Low levels of trading have long afflicted the Bahraini market, the second-smallest in the Gulf after Muscat, but volumes have declined further recently with the unrest that has closed most of Manama's financial district and dampened investor confidence across the region.
"It will be important to bring in a strategic partner but all the options are open right now," said Fouad Rahman Rashid, the director of the Bahrain Bourse. "We have to find ways to see an improvement in liquidity [and] we are addressing this."
Mr Rashid said the market was dominated by big companies who look at long-term investments rather than daily trading.
Unlike some regional markets that are skewed towards retail investors, the Bahrain Bourse is made up mostly of institutions including family offices that tend to buy and sell shares infrequently and in large blocks.
Mumtalakat, the state-owned investment fund, is one of these shareholders and has US$9.5 billion (Dh34.89bn) in assets under management, with shares in some of the biggest companies, including Aluminium Bahrain (Alba), Gulf Air and Bank of Bahrain.

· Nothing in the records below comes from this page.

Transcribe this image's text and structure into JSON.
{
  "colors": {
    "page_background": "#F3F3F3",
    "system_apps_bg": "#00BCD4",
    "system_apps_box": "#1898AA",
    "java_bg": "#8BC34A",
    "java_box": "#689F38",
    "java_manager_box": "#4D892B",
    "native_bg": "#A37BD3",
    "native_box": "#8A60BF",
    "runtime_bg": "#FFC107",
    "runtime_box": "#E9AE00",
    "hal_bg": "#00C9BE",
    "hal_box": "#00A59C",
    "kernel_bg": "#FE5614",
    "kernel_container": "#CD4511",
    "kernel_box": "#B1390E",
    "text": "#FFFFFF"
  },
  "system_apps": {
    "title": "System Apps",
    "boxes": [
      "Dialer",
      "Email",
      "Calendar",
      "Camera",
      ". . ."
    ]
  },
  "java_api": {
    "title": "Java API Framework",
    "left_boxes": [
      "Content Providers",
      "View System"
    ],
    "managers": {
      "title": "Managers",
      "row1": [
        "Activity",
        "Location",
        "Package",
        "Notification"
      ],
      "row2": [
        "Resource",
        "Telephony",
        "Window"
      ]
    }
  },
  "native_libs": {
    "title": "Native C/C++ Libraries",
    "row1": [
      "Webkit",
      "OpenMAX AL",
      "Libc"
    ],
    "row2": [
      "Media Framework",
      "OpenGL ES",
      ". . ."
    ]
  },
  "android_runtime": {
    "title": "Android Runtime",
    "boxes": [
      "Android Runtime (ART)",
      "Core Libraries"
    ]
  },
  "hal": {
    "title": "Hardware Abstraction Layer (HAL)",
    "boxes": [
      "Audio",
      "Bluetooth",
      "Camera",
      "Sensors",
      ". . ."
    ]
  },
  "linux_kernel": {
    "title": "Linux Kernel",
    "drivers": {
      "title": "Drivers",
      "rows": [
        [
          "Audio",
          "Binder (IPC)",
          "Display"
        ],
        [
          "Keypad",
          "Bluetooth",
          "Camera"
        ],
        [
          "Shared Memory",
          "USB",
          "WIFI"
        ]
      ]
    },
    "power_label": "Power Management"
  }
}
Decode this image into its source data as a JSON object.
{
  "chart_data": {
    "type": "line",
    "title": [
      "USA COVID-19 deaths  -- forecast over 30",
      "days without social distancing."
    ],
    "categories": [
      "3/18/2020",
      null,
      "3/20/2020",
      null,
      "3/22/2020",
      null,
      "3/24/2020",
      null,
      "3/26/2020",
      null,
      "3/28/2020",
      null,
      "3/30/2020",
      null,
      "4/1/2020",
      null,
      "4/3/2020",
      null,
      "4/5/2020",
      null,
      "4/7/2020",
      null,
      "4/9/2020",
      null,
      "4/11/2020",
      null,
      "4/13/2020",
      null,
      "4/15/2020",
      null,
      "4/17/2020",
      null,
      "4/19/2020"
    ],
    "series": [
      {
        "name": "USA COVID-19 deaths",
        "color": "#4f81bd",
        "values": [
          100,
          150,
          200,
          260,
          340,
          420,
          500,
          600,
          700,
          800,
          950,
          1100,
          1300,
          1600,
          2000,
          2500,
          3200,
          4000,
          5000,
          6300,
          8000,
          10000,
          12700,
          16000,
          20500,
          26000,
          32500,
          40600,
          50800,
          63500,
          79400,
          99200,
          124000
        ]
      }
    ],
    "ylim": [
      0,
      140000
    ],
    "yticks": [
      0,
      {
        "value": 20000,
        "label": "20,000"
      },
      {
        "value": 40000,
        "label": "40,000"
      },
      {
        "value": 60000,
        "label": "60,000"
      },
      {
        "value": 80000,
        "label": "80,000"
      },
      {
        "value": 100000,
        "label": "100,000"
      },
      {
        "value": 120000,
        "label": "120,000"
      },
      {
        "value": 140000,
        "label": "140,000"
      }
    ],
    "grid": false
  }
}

The few individual traders on the Manama market also hold on to shares tightly , said Anthony Mallis, the chief executive of Securities & Investment Company, Bahrain's largest listed brokerage.
A consolidation of all the region's stock exchanges would be one way of addressing the lack of liquidity, Mr Mallis said.
"The opportunities are glaringly obvious," he said, adding that floating shares of large government organisations could also increase trade.
"The nature of investors here is to stuff it under the mat," he added. "That has been a problem for a long time. But it's about floating the right amount at the right time."
Last year, Alba priced its initial public offering on the Bahrain market at the bottom of the proposed range after it drew just enough buyers to cover the listing.
Regional investors cited a lack of liquidity as one reason for the lukewarm response.
Of the 40 companies listed on the exchange, shares in only six companies were traded yesterday.
Despite the unrest, Bahrain's all-share index has fallen by only 3.7 per cent in the year so far. Local institutions own 55 per cent of the Bahrain stock market, while non-Bahrainis, of which most are from the GCC, own 45 per cent.
In January, Bahrain's exchange went a step towards becoming an independent company when it announced plans to devolve its management to the private sector.